Many of us have done this. Moved house and moved again, stacking and storing our possession in boxes and never getting them out. Truth be told, I’ve been carrying around several boxes for years and haven’t needed a single thing out of them. It was like a stacked pile of procrastination with things I’d either forgotten about or didn’t know what to do with. I was obviously attached to these possessions in some way.
For months I contemplated how I should tackle the boxes. I wanted to complete the KonMari method of discarding anything that does not bring me joy. It was going to be a cleansing of the soul. I had no idea how long it was going to take or which emotions would be brought up from the deep.
The day I was fed up thinking about it was the day I got started. The process was going really well and I was able to sort the items into piles of garbage, charity bin, sell and keep. It wasn’t until the moment I recognised the fairy that everything changed.
I felt a sudden pang of sadness. As I began to slowly unwrap her from the tissue paper the flashbacks started to flood in. That day I saw her in the South Australian store on a road trip, I knew I had to have her. To me, she symbolised independence, freedom, individuality and in some strange way, loneliness. She was beautiful.
Now that she’s fully uncovered I’m reminded why she was packed away. Back in the day she had magnificent wings. So big that it seemed they would carry her effortlessly anywhere she wanted to go. The day her wings got broken, due to someone not caring for her as much as I did, almost matched the time I began to fall apart. Although there was an attempt to repair her she was never the same again. She never fully recovered.

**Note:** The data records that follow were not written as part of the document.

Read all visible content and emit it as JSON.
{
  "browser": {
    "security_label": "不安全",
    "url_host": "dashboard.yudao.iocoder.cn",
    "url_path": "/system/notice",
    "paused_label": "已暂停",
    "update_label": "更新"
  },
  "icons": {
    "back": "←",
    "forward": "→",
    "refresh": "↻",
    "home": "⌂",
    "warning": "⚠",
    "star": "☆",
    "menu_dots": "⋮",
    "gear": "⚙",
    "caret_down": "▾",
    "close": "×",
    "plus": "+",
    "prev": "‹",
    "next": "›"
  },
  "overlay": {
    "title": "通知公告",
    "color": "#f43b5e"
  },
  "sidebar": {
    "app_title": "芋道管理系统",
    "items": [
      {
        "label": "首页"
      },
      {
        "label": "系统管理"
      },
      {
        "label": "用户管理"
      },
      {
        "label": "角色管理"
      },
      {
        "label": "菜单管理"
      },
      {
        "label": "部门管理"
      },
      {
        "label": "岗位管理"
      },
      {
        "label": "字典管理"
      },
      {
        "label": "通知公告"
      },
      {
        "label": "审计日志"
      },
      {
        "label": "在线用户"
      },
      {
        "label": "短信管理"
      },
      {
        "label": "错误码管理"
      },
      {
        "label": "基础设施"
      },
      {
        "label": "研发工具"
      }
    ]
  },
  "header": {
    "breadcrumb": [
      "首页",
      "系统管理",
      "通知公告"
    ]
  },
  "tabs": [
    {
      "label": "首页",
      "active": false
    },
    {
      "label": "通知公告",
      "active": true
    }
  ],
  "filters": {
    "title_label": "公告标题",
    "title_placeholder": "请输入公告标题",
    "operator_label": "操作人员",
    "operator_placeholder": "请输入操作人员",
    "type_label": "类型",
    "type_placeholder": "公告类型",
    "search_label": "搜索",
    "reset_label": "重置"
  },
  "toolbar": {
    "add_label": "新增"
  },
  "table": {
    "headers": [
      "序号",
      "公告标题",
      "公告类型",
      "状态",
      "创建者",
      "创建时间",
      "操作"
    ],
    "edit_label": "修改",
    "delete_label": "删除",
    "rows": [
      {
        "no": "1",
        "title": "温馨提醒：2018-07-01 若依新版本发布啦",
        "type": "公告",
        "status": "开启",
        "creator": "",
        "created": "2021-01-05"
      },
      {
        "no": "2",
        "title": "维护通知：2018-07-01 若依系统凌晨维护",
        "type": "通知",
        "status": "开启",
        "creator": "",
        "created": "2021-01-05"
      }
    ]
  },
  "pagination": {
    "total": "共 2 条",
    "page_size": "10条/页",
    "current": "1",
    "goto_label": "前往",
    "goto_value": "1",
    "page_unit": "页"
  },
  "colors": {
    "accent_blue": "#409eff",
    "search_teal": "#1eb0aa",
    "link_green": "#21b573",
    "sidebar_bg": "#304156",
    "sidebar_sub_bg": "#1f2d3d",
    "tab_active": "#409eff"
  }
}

I hold her in my hands. I cry. I feel sad. She was so beautiful. My heart bleeds. I remain here for a while. Probably a long while as everything around me seemed to just stand still. I felt everything. All the good and the bad. The mental images and flashbacks were in colour and then started disappearing, fading into black and white. It’s at this moment I know I have to thank the universe for letting me have her for a small part of my life.
Regaining my existence with the here and now I appreciate that I am unable to hang onto these feelings any longer. It’s time to let her go. To say good bye. It’s time to find those wings again and fly.